Technology

How “Big Data” Went Bust

And what comes next.

The end of big data.

Photo illustration by Lisa Larson-Walker. Photo by Thinkstock.

Five years ago—in February 2012—an article in the New York Times’ Sunday Review heralded the arrival of a new epoch in human affairs: “The Age of Big Data.” Society was embarking on a revolution, the article informed us, one in which the collection and analysis of enormous quantities of data would transform almost every facet of life. No longer would data analysis be confined to spreadsheets and regressions: The advent of supercomputing, combined with the proliferation of internet-connected sensors that could record data constantly and send it to the cloud, meant that the sort ­of advanced statistical analysis described in Michael Lewis’ 2003 baseball book Moneyball could be applied to fields ranging from business to academia to medicine to romance. Not only that, but sophisticated data analysis software could help identify utterly unexpected correlations, such as a relationship between a loan recipient’s use of all caps and his likelihood of defaulting. This would surely yield novel insights that would change how we think about, well, just about everything.

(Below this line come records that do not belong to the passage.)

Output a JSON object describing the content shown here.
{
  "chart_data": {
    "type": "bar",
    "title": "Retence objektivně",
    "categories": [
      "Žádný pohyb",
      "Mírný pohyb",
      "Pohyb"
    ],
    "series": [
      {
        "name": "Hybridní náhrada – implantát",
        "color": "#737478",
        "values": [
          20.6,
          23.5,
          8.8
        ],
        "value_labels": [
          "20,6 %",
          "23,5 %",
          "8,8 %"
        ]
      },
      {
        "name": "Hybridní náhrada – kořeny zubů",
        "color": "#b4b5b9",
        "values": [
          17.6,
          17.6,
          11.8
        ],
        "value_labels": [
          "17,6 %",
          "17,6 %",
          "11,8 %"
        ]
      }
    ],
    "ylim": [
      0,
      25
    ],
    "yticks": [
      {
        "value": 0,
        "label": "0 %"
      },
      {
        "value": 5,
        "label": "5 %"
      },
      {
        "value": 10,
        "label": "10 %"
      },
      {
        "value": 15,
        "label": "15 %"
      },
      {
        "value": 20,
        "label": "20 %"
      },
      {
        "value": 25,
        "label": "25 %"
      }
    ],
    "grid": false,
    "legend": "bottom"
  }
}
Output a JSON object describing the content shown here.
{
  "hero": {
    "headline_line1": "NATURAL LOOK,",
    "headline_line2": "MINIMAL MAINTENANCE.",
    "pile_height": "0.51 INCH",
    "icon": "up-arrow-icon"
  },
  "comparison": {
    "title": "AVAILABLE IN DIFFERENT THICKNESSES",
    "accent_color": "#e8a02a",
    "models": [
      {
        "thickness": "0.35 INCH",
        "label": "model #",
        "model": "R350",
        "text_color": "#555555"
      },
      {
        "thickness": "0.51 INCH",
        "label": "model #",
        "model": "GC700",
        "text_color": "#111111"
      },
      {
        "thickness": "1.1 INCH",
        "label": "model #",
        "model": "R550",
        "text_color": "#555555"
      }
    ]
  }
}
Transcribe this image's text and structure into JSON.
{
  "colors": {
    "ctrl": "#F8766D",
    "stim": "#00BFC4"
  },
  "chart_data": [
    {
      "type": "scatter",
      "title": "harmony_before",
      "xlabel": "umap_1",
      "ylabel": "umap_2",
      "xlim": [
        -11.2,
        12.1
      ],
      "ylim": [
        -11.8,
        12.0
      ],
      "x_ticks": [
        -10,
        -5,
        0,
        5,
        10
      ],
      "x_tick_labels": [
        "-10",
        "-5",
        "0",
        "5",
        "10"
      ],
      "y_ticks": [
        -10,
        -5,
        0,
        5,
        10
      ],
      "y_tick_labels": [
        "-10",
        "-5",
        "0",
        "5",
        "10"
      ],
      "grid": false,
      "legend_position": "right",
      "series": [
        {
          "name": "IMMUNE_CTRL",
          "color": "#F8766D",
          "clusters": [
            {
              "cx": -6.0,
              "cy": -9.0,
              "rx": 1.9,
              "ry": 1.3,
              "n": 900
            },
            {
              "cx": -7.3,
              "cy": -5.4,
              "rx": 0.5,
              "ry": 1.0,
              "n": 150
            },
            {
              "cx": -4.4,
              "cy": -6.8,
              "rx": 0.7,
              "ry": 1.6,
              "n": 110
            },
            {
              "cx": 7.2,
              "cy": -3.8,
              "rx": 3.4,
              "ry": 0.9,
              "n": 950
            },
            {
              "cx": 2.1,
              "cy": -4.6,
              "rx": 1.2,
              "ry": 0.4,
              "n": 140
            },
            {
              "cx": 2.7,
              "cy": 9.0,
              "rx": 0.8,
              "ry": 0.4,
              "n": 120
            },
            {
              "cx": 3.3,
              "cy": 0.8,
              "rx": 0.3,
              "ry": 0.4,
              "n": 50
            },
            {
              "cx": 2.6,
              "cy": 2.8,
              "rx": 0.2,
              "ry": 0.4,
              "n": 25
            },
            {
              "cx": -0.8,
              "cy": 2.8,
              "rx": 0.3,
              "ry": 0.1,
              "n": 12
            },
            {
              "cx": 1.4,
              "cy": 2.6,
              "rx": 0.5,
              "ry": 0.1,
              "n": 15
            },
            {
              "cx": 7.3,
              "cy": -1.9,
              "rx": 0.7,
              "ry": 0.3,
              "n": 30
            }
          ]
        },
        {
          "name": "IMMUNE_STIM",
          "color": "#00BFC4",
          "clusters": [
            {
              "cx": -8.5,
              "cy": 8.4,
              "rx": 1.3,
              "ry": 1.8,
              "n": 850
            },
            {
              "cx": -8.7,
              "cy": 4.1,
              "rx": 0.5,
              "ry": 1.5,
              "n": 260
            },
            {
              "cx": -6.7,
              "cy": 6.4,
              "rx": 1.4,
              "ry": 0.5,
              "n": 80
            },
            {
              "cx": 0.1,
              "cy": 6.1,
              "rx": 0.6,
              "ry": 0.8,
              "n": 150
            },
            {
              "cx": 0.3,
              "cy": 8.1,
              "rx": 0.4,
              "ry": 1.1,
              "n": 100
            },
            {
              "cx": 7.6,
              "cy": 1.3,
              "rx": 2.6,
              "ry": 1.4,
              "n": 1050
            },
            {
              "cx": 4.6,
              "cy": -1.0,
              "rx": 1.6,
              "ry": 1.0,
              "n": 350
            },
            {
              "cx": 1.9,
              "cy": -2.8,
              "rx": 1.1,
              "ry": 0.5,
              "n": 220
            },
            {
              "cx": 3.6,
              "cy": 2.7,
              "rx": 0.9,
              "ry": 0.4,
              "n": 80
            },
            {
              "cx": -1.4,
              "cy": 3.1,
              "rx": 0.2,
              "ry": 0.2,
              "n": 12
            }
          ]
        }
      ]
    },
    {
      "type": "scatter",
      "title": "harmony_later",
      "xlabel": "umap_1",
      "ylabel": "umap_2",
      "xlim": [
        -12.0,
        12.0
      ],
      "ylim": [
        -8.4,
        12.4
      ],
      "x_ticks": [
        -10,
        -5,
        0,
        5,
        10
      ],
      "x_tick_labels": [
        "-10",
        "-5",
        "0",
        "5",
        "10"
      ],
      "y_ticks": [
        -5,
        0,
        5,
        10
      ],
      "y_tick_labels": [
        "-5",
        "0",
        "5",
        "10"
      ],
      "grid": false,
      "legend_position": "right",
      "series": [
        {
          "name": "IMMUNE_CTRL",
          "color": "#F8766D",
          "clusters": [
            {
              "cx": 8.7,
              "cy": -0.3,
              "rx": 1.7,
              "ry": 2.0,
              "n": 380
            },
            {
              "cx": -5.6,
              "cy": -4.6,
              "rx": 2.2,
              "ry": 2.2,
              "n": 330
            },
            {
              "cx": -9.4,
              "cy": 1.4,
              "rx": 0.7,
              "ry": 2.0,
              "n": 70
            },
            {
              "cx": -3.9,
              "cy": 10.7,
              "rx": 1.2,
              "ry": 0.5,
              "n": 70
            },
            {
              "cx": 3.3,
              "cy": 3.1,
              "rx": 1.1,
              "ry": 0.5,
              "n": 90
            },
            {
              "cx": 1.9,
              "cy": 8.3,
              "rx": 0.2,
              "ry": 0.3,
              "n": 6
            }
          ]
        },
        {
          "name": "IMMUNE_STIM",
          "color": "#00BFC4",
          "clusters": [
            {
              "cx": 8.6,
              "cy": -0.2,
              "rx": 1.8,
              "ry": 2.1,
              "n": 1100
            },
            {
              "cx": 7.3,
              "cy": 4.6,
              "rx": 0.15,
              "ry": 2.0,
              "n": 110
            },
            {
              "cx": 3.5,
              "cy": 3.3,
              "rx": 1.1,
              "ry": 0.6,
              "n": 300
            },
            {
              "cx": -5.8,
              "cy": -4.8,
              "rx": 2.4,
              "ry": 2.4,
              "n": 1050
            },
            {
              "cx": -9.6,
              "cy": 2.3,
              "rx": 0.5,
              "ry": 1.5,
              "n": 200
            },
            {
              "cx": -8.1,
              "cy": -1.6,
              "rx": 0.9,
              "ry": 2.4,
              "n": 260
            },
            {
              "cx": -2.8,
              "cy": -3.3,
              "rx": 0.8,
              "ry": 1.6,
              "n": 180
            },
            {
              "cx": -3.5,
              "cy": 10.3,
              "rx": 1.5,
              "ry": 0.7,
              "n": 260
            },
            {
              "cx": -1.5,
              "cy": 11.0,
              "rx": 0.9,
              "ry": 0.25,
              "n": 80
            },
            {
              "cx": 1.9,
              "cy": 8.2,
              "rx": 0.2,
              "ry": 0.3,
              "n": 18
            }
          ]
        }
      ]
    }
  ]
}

The Times was not the first to arrive at this conclusion: Its story drew on a seminal McKinsey report from 2011 and was buttressed by an official report from the 2012 World Economic Forum in Davos, Switzerland, titled “Big Data, Big Impact.” But the pronouncement by the paper of record seems as apt a milestone as any to mark the era’s onset. The following month, Barack Obama’s White House launched a $200 million national big data initiative, and the frenzy commenced: Academia, nonprofits, governments, and companies raced to figure out just what “big data” was and how they could capitalize on it.

The frenzy, as it turned out, was short-lived. Five years later, data plays a vastly expanded role in our lives, yet the term big data has gone out of fashion—and acquired something of an unsavory reputation. It’s worth looking back at what, exactly, happened to the revolution we were promised, and where data, analytics, and algorithms are headed now.

The tech consulting firm Gartner dropped big data from its famous “hype cycle” report in 2015, and it hasn’t returned. That isn’t because companies were giving up on the concept of mining vast data sets for insights, the company clarified. It’s because the practice had already become so prevalent that it no longer qualified as an “emerging technology.” Big data helps to power the algorithms behind our news feeds, Netflix recommendations, automated stock trades, autocorrect features, and health trackers, among countless other tools. But we’re less likely to use the term big data these days—we just call it data. We’ve begun to take for granted that data sets can contain billions or even trillions of observations and that sophisticated software can detect trends in them.

When the term is still deployed, it’s more likely to carry a pejorative connotation, as in Cathy O’Neil’s 2016 book Weapons of Math Destruction, or Frank Pasquale’s 2015 The Black Box Society. The haste to implement and apply big data, via what’s often called “data-driven decision-making,” resulted in grievous mistakes.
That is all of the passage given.